I submitted an issue about in being too slow:


#13

The extrapolate trick solves it! A fairer comparison would be with the horner method rather than the naive cfs[1] + cfs[2]*(2x-1) + cfs[3]*(2x-1)^2 (or with some metaprogramming tricks to develop the whole expression representing the series of multiplications and additions for a given polynomial) but performance makes much more sense now.


#14

Right. ApproxFun uses Clenshaw’s algorithm, which is the analogue of Horner’s scheme for Chebyshev series. I believe @MikaelSlevinsky added @clenshaw in src/LinearAlgebra/clenshaw.jl, which I think is the meta-programming version, but I don’t know how to use it.


#15

You also probably want to make f constant or interpolate it like:

julia> @benchmark extrapolate($f,1.5)

#16

The issue with the macro is that it needs to now the degree of the polynomial at compile time to be able to work.
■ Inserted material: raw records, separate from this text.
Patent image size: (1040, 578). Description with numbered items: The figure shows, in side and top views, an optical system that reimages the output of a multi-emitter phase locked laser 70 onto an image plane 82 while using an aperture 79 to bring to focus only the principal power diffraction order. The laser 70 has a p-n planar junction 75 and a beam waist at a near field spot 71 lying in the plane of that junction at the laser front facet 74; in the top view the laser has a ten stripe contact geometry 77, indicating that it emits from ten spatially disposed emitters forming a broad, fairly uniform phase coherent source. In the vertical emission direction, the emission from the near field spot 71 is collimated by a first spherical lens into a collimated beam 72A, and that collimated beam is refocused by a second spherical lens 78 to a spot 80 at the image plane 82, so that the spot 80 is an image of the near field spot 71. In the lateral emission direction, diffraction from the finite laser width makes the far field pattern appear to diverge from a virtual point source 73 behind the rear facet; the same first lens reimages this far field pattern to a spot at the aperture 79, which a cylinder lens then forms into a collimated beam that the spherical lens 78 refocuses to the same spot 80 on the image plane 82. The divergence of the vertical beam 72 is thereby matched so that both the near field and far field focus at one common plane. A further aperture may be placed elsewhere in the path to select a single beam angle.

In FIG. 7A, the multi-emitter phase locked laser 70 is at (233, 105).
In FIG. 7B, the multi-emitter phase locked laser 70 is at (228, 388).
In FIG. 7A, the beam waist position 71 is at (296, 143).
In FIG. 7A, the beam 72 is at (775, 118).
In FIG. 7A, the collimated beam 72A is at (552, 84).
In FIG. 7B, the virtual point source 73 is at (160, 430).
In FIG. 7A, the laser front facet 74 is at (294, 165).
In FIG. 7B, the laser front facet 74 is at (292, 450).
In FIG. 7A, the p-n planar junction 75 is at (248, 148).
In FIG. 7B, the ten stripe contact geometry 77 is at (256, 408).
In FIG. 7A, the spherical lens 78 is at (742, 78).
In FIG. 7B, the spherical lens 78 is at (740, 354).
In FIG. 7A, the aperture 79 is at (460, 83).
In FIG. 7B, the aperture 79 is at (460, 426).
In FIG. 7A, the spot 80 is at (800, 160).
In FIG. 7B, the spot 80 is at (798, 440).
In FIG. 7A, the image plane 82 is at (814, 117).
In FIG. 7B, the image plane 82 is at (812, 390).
However a possible solution would be to use generated functions:

@generated function generated_horner{N, R<:Real}(x::R, p::NTuple{N,R})
    ex = :(p[$N])
    for i = N-1:-1:1
        ex = :(muladd(x, $ex, p[$i]))
    end
    return ex
end
const u = tuple(rand(5)...)
gen_eval(x) = gen_horner(x,u)
@benchmark $gen_eval(2.3)
BenchmarkTools.Trial: 
  memory estimate:  0.00 bytes
  allocs estimate:  0
  --------------
  minimum time:     2.293 ns (0.00% GC)
  median time:      2.308 ns (0.00% GC)
  mean time:        2.633 ns (0.00% GC)
  maximum time:     47.171 ns (0.00% GC)
  --------------
  samples:          10000
  evals/sample:     1000
  time tolerance:   5.00%
  memory tolerance: 1.00%

whereas a metaprogramming free implementation would give:

function normal_horner(x, a)
    b= a[end]
    for i = length(a)-1:-1:1
        b = a[i] + b * x
    end
    return b
end

@benchmark $normal_horner(2.3, uu)

BenchmarkTools.Trial: 
  memory estimate:  0.00 bytes
  allocs estimate:  0
  --------------
  minimum time:     15.868 ns (0.00% GC)
  median time:      16.308 ns (0.00% GC)
  mean time:        17.826 ns (0.00% GC)
  maximum time:     146.533 ns (0.00% GC)
  --------------
  samples:          10000
  evals/sample:     998
  time tolerance:   5.00%
  memory tolerance: 1.00%

but it’s also true that for larger polynomials the difference seems to decrease, I don’t know on what it depends. Still, if your polynomials will be evaluated many times, maybe you could consider this approach.


#17

I’ve been thinking of a plan_evaluate to make evaluation at many points fast, with the following usage:

f = Fun(...)
P = plan_evaluate(f)
x = rand(1_000_000)
vals = P.(x)  

Then plan_evaluate can take care of setting up an optimized Clenshaw/Horner implementation.


#18

Then you could just move plan_evaluate inside the constructor as well?


#19

Btw, I’ve just realized that the macro technique doesn’t really work for Chebyshev polynomial, because the expression grows exponentially in the degree of the polynomial (my computer crashes already for degree = 50), so the best would be translate to power series and apply the generated function technique there. I’ll try and see if I can implement a fast way of converting from Chebyshev to power series.


#20

Converting to power series is unstable.